UNTIL! I was going home and made the final turn onto the main road I live off of. It was a right turn on red. I stopped, saw no cars except one quite a ways off in the distance. I thought there would be no problem with me turning even factoring in any possible ice there may have been in the intersection (didn't see or feel any at all today), but after I turned, a GIANT dark colored truck came speeding up behind me, horn blaring. To be honest, I'm not even sure if it was the vehicle I saw off in the distance (don't remember what kind of vehicle it was) or if it was the big dark truck that had already been behind me. I have to assume it was the one that had been approaching off in the distance because why would the truck behind me be honking? In any case, it proceeded to tail gate me all the way down the road (only about 1/4 mile) with its high beams on. I had to turn onto the road I live on and my house is the one right on the corner, but the truck got into the turn lane behind me so I did not turn into my driveway. I led the truck on a weird maze through the streets as it tailgated me with its high beams on. It finally turned around in someone's driveway and drove away and I took a very circuitous route to get home.

I'm not denying that I may have cut the truck off. It CERTAINLY was not my intention at all and with my inexperience, I thought I had plenty of space to make the turn. In the month and a half that I've been driving every day, no one has ever honked at me or anything. So maybe I did unintentionally cut him off. That's the only reason I can think that the truck followed me. But that definitely does not justify the truck tailgating me with its high beams on and following me! What if I'd actually pulled right into my driveway?! 

So now I'm all creeped out for two reasons: 1) The obvious and 2) That I may have made a poor choice that I thought was fine and cut someone off that could have caused an accident. My confidence is shaken and I'm definitely not driving in the winter again until I can take several practice drives with my husband.

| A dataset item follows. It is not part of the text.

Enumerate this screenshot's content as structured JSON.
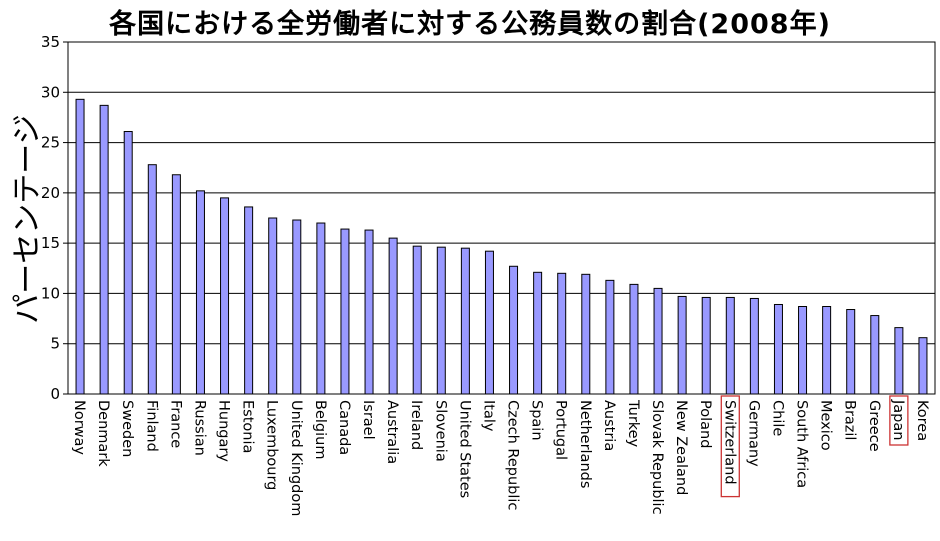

How funny that the whole time I was worried about the road conditions being a problem but I didn't have any issues with that at all...

:tears2:

EDIT: Oh yeah and the rear windshield defroster thing stopped working so the only way for me to drive without that windshield fogging up is to drive with the window down. This is Alaska. COLD.


----------



## SunnyCait (Oct 25, 2011)

Shiloh, in all honesty you were probably fine. This person was probably speeding and then felt like being a d*ck about having to slow down for you turning. Don't let this rile you too much, stuff happens like that no matter how careful YOU are. You can't always account for other drivers. *hugs*


----------



## SnowyShiloh (Oct 25, 2011)

Thanks for the support, Cait. It's automatic to doubt myself since I'm a pretty new driver, overly cautious, and it was a new situation for me (the winter driving). Paul said the same thing as you.


----------



## LaylaLop (Oct 28, 2011)

Haha well Alaskan drivers always speed... Also, I don't blame you for not wanting to drive in Fairbanks in the winters with all the black ice at intersections.. Scares me and I've been driving for like 6 years now and learned to drive in AK... Not trying to freak you out, but I'm sure you know about it! 

Sounds like the truck driver had some serious road rage.. don't blame you for taking them on a loop just to piss them off.


----------



## Nancy McClelland (Oct 28, 2011)

Always look twice and trust no intersection. Driving in snow and ice isn't hard--remember to always be "light" on the pedal and never be in a rush. Speeders--I think everyone here goes at least 15 over any posted speed. You can always count on 3 or 4 to run the red at intersections here too--what an adventure. 3 years ago we got a foot of snow in December so it was great fun watching some of the idiots try and drive.


----------